Elizabeth Hurley's 19-Year-Old Son Damian Loses $250 Million After Getting Cut Out Of Bing Family Trust
July 4 2021, Published 1:55 p.m. ET
If Damian Hurley is not somewhere burning down buildings, it'd be a miracle.
The 19-year-old son of British actress Elizabeth Hurley and late American businessman Steve Bing has just lost out on up to $250 million after his paternal grandfather cut him out of the multi-million dollar family trust.
Dr. Peter Bing, Steve's billionaire father, decided that both Damian and his 23-year-old half-sister, Kira Bonder, were not worthy of the massive fortune because they were both born out of wedlock.
Instead, the lump sum will be divided between Peter's daughter Mary's two children, who were born to two married parents.
Steve – who inherited about $600 million from his family when he turned 18 – died by suicide last June.
Because he fought demons including addiction and depression, he had little-to-no relationship with either Damian or Kira while they were growing up.
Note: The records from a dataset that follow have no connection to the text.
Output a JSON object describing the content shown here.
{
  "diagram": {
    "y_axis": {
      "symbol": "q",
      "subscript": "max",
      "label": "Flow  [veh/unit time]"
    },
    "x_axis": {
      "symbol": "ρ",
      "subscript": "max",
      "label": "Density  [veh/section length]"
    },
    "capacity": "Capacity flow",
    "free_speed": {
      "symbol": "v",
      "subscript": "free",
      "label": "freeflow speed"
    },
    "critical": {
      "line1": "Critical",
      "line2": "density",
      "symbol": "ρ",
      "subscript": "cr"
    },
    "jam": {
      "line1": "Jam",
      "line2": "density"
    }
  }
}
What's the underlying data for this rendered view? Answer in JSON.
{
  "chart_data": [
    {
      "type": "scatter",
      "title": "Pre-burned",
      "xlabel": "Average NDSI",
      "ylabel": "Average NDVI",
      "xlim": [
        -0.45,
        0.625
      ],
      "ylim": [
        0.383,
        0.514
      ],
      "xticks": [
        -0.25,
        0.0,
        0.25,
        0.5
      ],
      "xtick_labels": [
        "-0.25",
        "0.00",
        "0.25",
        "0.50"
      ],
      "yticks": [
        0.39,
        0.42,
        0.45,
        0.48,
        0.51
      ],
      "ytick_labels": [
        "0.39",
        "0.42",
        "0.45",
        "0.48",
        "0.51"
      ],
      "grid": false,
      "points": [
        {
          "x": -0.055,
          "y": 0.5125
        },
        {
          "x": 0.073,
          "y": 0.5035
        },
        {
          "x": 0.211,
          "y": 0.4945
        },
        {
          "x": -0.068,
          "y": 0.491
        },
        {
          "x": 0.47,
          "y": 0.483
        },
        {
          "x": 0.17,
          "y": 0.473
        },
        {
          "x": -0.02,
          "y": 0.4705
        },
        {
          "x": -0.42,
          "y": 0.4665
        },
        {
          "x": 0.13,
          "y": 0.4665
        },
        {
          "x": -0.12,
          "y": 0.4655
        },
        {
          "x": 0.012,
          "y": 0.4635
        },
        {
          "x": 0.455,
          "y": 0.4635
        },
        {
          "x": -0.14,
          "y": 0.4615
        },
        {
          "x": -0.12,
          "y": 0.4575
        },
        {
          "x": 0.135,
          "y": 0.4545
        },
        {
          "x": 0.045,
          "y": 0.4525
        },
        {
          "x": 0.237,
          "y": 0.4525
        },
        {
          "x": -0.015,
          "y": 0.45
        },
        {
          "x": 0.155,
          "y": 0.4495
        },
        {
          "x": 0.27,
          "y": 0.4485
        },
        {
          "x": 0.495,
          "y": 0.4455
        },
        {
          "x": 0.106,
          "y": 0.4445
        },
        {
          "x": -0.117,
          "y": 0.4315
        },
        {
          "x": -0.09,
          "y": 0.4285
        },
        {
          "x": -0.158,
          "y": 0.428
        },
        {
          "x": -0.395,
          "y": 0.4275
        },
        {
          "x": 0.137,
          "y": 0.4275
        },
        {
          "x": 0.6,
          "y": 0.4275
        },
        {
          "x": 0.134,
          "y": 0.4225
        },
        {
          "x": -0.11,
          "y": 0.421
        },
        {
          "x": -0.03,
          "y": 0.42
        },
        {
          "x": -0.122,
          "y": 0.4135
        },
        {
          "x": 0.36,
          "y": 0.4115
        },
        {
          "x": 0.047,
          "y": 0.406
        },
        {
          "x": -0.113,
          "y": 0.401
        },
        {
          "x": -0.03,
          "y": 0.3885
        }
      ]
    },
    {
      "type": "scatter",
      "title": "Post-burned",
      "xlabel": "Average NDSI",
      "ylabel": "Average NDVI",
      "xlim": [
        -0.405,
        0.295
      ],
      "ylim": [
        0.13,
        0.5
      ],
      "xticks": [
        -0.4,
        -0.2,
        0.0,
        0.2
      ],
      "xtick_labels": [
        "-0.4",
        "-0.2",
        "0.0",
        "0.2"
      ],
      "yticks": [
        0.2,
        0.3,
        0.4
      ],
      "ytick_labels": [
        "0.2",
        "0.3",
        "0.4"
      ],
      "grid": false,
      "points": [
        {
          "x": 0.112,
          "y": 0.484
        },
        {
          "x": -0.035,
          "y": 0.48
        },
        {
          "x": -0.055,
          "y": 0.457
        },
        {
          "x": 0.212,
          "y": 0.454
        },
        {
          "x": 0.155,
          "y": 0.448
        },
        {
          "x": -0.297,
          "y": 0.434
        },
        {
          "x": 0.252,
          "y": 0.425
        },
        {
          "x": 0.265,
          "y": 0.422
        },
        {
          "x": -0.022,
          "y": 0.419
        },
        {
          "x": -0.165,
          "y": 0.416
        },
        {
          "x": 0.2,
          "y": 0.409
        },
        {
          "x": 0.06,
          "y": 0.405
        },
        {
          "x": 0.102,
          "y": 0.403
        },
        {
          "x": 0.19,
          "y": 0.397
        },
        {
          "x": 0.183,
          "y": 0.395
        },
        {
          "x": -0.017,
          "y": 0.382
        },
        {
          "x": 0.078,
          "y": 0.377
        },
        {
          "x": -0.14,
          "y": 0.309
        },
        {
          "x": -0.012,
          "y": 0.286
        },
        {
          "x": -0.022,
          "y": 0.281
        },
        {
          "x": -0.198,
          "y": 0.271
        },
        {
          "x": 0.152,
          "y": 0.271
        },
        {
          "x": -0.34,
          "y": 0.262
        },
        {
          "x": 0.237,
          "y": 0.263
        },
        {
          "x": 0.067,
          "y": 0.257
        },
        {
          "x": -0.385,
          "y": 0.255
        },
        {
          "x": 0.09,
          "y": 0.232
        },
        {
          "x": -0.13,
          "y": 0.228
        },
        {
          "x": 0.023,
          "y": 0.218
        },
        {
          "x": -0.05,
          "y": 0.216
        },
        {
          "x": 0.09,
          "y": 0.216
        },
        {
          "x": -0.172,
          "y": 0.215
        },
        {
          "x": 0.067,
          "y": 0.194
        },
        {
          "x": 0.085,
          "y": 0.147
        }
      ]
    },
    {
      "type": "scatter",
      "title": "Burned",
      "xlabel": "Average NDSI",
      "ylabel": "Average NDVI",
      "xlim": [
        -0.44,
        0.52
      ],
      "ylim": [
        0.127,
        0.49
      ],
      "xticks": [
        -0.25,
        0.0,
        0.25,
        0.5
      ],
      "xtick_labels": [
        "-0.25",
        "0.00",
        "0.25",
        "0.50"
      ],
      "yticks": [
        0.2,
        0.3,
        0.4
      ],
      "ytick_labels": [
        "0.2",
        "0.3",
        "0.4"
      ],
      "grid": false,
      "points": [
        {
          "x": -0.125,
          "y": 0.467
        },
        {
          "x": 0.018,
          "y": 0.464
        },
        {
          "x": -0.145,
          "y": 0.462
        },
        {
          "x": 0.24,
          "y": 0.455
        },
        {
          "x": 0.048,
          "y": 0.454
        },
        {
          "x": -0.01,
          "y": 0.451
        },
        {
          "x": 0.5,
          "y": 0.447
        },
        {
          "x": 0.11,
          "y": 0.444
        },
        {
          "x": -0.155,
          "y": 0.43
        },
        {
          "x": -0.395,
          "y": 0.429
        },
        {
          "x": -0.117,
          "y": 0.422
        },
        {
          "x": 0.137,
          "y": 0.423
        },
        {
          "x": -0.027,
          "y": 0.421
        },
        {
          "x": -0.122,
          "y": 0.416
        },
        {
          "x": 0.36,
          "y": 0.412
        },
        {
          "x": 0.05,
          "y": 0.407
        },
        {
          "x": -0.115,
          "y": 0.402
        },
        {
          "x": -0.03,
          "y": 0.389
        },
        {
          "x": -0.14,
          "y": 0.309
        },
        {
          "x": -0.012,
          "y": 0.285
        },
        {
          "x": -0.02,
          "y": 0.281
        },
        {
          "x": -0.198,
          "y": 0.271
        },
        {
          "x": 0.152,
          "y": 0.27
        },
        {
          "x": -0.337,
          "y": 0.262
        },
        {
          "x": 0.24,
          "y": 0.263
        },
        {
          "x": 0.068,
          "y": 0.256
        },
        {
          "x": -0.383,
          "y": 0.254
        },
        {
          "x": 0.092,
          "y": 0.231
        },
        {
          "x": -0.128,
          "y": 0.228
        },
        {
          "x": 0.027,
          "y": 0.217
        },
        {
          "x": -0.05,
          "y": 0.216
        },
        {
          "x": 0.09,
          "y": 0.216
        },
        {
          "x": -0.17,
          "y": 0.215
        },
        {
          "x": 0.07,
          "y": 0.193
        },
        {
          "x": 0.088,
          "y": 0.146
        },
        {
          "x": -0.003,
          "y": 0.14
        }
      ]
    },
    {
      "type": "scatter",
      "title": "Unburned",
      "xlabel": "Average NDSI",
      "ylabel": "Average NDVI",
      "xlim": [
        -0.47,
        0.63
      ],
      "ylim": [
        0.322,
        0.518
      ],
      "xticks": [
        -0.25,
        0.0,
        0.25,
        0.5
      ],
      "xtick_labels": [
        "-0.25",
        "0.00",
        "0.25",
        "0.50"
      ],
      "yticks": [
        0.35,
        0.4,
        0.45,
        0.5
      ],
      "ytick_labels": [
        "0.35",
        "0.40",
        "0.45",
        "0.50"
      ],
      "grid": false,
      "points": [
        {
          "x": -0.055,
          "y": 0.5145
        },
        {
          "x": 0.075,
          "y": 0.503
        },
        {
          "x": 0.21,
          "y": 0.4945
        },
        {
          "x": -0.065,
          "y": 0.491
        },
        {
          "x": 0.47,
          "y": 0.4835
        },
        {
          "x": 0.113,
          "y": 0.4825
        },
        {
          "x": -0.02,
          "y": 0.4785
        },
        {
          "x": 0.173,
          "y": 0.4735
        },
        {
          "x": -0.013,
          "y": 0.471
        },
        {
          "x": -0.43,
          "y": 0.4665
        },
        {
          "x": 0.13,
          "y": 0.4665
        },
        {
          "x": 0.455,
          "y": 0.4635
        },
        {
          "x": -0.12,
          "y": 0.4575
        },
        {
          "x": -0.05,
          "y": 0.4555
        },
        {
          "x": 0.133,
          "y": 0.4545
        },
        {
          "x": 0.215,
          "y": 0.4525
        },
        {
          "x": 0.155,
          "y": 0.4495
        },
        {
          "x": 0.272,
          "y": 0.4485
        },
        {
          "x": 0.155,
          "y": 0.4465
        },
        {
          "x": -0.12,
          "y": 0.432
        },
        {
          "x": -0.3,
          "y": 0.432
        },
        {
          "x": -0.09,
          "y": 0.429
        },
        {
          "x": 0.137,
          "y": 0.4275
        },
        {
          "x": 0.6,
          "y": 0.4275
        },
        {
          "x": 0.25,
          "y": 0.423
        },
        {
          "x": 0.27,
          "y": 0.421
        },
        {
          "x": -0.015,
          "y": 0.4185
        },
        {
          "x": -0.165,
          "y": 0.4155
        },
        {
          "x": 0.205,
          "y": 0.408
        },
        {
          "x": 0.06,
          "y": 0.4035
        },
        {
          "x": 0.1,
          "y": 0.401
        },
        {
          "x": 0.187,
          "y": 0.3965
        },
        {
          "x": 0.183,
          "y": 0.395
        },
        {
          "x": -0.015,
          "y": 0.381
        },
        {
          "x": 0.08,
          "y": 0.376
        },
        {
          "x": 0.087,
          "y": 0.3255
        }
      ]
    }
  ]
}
But according to Elizabeth, he tried to make things right before his tragic death.
She said she feels betrayed not only by her son's financial depravation, but also because he has been disowned by his own blood relatives.
"When Stephen took his own life, he died thinking his children were going to be taken care of," she said. "What Stephen wanted has now been callously reversed. I know Stephen would have been devastated."
Kira's mother, Lisa Kerkorian, is just as irate.
"As a mum, I wonder why on earth this had to happen," she said. "Why make two innocent kids into victims?"
Peter, now 90, has been adamant about who should receive the family's fortune since before Damian was even born; in fact, he revised his will to disinherit the young model while Elizabeth was pregnant with him.
Then in March of 2019, Bing Sr. went to court to ensure Damian and Kira would be cut out of the "grandchildren trust" he had established four decades prior.
Hurley and Kerkorian, along with Bing Jr., fought the action and won, but Peter's subsequent appeal – made mere months after his son died – was successful.
"Stephen fought very hard in his last year to have his children recognised and repeatedly told me how incredibly important this was to him," Elizabeth said. "He was happy beyond belief that the trial verdict ruled that Damian was to be treated like his sister's children as far as the trust was concerned."
"I am just relieved that Stephen will never know that Damian's relatives – Stephen's father and the family of his sister Mary – were ultimately successful in their appeal against the original trial verdict," she added.
Lisa agreed, calling the ordeal "horrible."
"Forget about the actual legality of it all; this is their grandfather saying: 'You don't count, and I don't want you to be a part of our lives because your mum was not married to my son,'" she said. "Damian and Kira have been disinherited from the Bing family trust. There's no recourse, they can't go back. They lost. It's been very painful for them and left a family void for Damian and Kira to deal with."
"I can tell you Steve loved his children and regretted not being there for them during his lifelong struggle with drug addiction," she added. "He expressed remorse to me for not being a father to them and he lived with the guilt of that."